O livro dos cientistas políticos da universidade de Harvard.


O título e a frase em evidência nos dão o tema do livro. Observem o plural do título e a sua explicitação na frase, em "dezenas de países". O enfraquecimento, ou então, a morte das democracias, é hoje um fenômeno mundial. O mote principal do livro é, sem dúvida, a administração Trump nos Estados Unidos. Mas existem outros focos. As ditaduras que se instalaram mundo afora no período das crises decorrentes de 1929 e da ascensão dos regimes fascistas na Itália, na Alemanha, na Espanha, os regimes militares generalizados na América Latina, nos anos 1960 e 1970 e uma passagem pela situação atual, mundo afora.

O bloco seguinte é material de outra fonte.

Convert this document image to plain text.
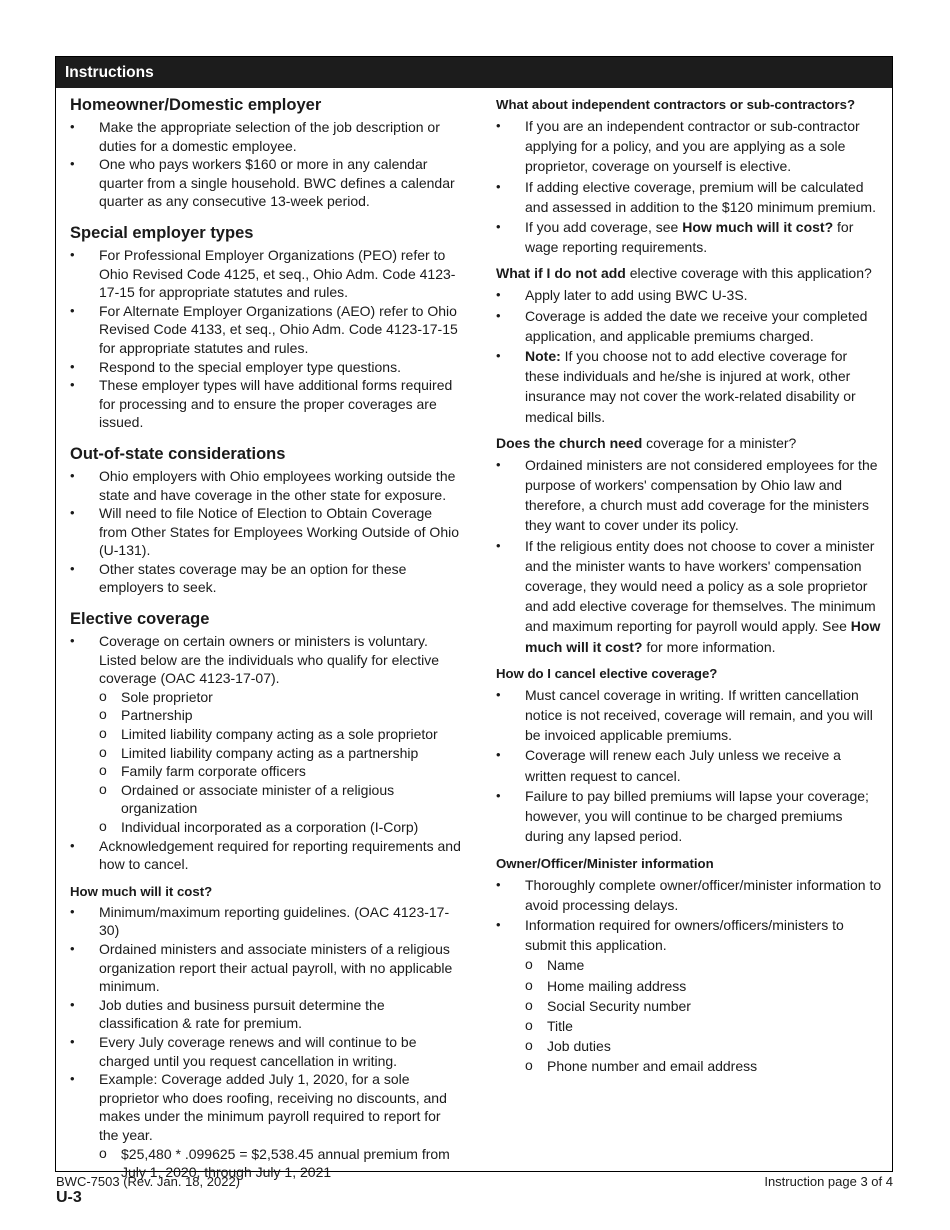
Instructions
Homeowner/Domestic employer
• Make the appropriate selection of the job description or duties for a domestic employee.
• One who pays workers $160 or more in any calendar quarter from a single household. BWC defines a calendar quarter as any consecutive 13-week period.
Special employer types
• For Professional Employer Organizations (PEO) refer to Ohio Revised Code 4125, et seq., Ohio Adm. Code 4123-17-15 for appropriate statutes and rules.
• For Alternate Employer Organizations (AEO) refer to Ohio Revised Code 4133, et seq., Ohio Adm. Code 4123-17-15 for appropriate statutes and rules.
• Respond to the special employer type questions.
• These employer types will have additional forms required for processing and to ensure the proper coverages are issued.
Out-of-state considerations
• Ohio employers with Ohio employees working outside the state and have coverage in the other state for exposure.
• Will need to file Notice of Election to Obtain Coverage from Other States for Employees Working Outside of Ohio (U-131).
• Other states coverage may be an option for these employers to seek.
Elective coverage
• Coverage on certain owners or ministers is voluntary. Listed below are the individuals who qualify for elective coverage (OAC 4123-17-07).
o Sole proprietor
o Partnership
o Limited liability company acting as a sole proprietor
o Limited liability company acting as a partnership
o Family farm corporate officers
o Ordained or associate minister of a religious organization
o Individual incorporated as a corporation (I-Corp)
• Acknowledgement required for reporting requirements and how to cancel.
How much will it cost?
• Minimum/maximum reporting guidelines. (OAC 4123-17-30)
• Ordained ministers and associate ministers of a religious organization report their actual payroll, with no applicable minimum.
• Job duties and business pursuit determine the classification & rate for premium.
• Every July coverage renews and will continue to be charged until you request cancellation in writing.
• Example: Coverage added July 1, 2020, for a sole proprietor who does roofing, receiving no discounts, and makes under the minimum payroll required to report for the year.
o $25,480 * .099625 = $2,538.45 annual premium from July 1, 2020, through July 1, 2021
What about independent contractors or sub-contractors?
• If you are an independent contractor or sub-contractor applying for a policy, and you are applying as a sole proprietor, coverage on yourself is elective.
• If adding elective coverage, premium will be calculated and assessed in addition to the $120 minimum premium.
• If you add coverage, see How much will it cost? for wage reporting requirements.
What if I do not add elective coverage with this application?
• Apply later to add using BWC U-3S.
• Coverage is added the date we receive your completed application, and applicable premiums charged.
• Note: If you choose not to add elective coverage for these individuals and he/she is injured at work, other insurance may not cover the work-related disability or medical bills.
Does the church need coverage for a minister?
• Ordained ministers are not considered employees for the purpose of workers' compensation by Ohio law and therefore, a church must add coverage for the ministers they want to cover under its policy.
• If the religious entity does not choose to cover a minister and the minister wants to have workers' compensation coverage, they would need a policy as a sole proprietor and add elective coverage for themselves. The minimum and maximum reporting for payroll would apply. See How much will it cost? for more information.
How do I cancel elective coverage?
• Must cancel coverage in writing. If written cancellation notice is not received, coverage will remain, and you will be invoiced applicable premiums.
• Coverage will renew each July unless we receive a written request to cancel.
• Failure to pay billed premiums will lapse your coverage; however, you will continue to be charged premiums during any lapsed period.
Owner/Officer/Minister information
• Thoroughly complete owner/officer/minister information to avoid processing delays.
• Information required for owners/officers/ministers to submit this application.
o Name
o Home mailing address
o Social Security number
o Title
o Job duties
o Phone number and email address
BWC-7503 (Rev. Jan. 18, 2022)
U-3
Instruction page 3 of 4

O livro tem leitura fácil e fluente e nem é muito longo. Tem 270 páginas, divididas em nove capítulos, além de prefácio, introdução e referências bibliográficas. No prefácio, Jairo Nicolau (UFRJ) nos chama a atenção para dois fatores, a saber: a perda do controle dos partidos políticos pelos seus líderes e a entrada neles de outsiders e a perda da força do "institucionalismo", das regras escritas e não escritas sobre as quais a democracia se assenta. Na introdução é feita a pergunta básica que é também a razão principal do livro: A democracia norte americana está em perigo? Imprensa, instituições, questionamento de resultados eleitorais, rivais tratados como inimigos e o uso das instituições de inteligência, de justiça e de comissões de ética são o chamado laboratório para se estudar o atual momento autoritário.

Os nove capítulos do livro tem os seguintes títulos: I. Alianças fatídicas; II. Guardiões da América; III. A grande abdicação republicana; IV. Subvertendo a democracia; V. As grades de proteção da democracia; VI. As regras não escritas da política norte americana; VII. A desintegração; VIII. Trump contra as grades de proteção e IX. Salvando a democracia.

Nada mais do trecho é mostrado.